A news story about my promotion to professor on The Open University’s IET website, included a video interview with me.
On 24 August, the FutureLearn Academic Network was hosted in Australia for the second time, this time by Monash University. The time difference made it difficult for people in Europe to attend synchronously but the event was videoed, meaning that members could enjoy the talks after the live event had concluded.

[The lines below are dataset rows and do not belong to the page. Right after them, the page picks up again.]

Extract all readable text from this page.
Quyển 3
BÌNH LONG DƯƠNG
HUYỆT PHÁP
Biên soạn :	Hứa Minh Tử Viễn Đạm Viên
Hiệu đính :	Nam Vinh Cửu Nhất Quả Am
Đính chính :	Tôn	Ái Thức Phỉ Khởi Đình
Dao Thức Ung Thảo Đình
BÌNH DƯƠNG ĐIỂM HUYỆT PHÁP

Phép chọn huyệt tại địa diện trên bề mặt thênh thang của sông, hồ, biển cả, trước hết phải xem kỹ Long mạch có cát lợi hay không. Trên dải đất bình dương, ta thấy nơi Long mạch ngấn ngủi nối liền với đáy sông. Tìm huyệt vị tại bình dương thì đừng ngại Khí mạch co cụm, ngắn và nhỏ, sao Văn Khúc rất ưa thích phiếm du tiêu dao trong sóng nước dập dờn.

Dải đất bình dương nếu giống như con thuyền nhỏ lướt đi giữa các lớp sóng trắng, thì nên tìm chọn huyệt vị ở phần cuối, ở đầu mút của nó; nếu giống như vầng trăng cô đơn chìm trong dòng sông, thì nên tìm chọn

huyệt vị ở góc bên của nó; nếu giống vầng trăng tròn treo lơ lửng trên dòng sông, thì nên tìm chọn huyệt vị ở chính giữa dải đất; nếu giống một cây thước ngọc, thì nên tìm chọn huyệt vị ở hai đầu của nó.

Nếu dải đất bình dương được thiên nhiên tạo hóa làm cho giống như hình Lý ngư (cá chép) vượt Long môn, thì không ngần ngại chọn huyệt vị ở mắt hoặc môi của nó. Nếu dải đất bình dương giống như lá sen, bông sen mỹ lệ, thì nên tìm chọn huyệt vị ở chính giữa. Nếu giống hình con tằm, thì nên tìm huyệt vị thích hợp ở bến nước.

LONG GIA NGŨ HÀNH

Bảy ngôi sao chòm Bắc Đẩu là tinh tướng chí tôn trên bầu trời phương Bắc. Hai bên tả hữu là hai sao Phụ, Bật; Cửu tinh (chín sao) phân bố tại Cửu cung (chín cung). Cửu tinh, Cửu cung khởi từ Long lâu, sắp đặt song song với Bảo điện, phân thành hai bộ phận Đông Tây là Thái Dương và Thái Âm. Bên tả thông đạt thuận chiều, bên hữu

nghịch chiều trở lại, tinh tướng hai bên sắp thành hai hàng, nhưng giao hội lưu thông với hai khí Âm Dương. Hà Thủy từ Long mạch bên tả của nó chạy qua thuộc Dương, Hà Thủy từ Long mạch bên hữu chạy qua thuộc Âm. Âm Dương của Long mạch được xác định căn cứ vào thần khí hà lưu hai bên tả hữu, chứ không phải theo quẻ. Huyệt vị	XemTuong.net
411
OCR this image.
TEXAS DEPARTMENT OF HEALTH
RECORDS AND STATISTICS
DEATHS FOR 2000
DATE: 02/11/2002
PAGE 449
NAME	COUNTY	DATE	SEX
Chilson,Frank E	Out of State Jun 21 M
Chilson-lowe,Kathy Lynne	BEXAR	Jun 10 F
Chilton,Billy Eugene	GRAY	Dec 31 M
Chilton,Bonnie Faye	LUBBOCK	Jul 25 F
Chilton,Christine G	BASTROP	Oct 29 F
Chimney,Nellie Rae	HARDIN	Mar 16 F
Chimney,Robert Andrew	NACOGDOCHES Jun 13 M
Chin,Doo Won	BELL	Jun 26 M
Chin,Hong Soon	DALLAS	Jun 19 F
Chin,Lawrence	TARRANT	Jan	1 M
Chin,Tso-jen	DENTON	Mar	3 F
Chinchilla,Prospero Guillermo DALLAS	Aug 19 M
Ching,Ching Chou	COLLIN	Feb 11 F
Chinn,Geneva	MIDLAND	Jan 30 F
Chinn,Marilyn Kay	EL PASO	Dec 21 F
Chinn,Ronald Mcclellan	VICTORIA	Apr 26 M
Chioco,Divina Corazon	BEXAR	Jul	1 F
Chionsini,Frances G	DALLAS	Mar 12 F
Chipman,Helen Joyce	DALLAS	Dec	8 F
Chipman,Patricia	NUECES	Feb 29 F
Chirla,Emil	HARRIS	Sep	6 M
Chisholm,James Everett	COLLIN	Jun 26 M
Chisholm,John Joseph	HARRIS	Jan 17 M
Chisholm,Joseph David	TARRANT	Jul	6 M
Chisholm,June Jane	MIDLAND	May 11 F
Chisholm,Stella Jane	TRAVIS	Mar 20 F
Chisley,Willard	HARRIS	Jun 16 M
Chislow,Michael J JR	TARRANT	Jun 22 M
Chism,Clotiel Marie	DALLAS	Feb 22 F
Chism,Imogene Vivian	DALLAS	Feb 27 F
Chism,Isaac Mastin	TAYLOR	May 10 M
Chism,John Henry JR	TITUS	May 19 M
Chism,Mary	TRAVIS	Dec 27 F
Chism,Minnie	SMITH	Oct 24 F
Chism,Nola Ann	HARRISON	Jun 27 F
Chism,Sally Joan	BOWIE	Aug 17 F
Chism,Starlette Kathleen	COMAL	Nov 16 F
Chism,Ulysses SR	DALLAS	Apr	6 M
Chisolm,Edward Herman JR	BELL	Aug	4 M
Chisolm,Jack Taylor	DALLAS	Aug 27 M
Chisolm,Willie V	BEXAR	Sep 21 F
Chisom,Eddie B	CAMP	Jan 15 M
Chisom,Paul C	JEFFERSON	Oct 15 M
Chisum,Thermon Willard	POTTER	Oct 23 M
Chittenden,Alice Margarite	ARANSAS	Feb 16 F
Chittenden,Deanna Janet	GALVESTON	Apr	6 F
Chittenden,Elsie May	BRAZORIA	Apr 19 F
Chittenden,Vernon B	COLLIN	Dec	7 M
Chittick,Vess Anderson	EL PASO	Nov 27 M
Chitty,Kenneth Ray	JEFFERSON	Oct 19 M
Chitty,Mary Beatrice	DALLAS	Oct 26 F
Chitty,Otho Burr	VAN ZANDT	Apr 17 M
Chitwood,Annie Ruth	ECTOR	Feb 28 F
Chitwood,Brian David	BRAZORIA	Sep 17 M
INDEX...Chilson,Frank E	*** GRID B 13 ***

15:00 Introduction and Welcome to FLAN and the Centre for Learning Analytics Monash, Dragan Gašević, Guanliang Chen & Mladen Raković, Monash University
15:05 Opening keynote: Feedback for online learners, Yi-Shan Tsai / Monash University
15:30 Keynote Q&A
15:45 Presentation 1: Mindfulness is associated with lower stress and higher work engagement in a large sample of MOOC participants, Craig Hassed / Monash University, Centre for Consciousness and Contemplative Studies
15:55 Presentation 1 Q&A
16:00 Breakout Activity
Break 16:15 – 16:30
16:30 Presentation 2: Learner revisitation of the same MOOC: formative feedback and its impact, Rowan Peter / Monash University
16:40 Presentation 2 Q&A
16:45 Breakout Activity
17:00 Closing keynote: MOOCs and Micro-credentials: Exploring Data Deserts, Mark Brown, Dublin City University
17:30 Keynote Q&A
17:45 Closing remarks
18:00 End of Meeting
One of my favourite conferences of the year is Playful Learning. Sadly, this year it once again had to be online (11-16 July 2021), but the organisers were not daunted. We played games, dressed up, took part in quizzes, and collaborated on ideas for teaching and research, including the Encycloplaydeia of Playful Learning and the FailBetter Padlet. I wasn’t able to join in all week, but I did amass enough conference points to reach the rank of chinchilla. Next year I hope to go one better and reach the top rank of Badger.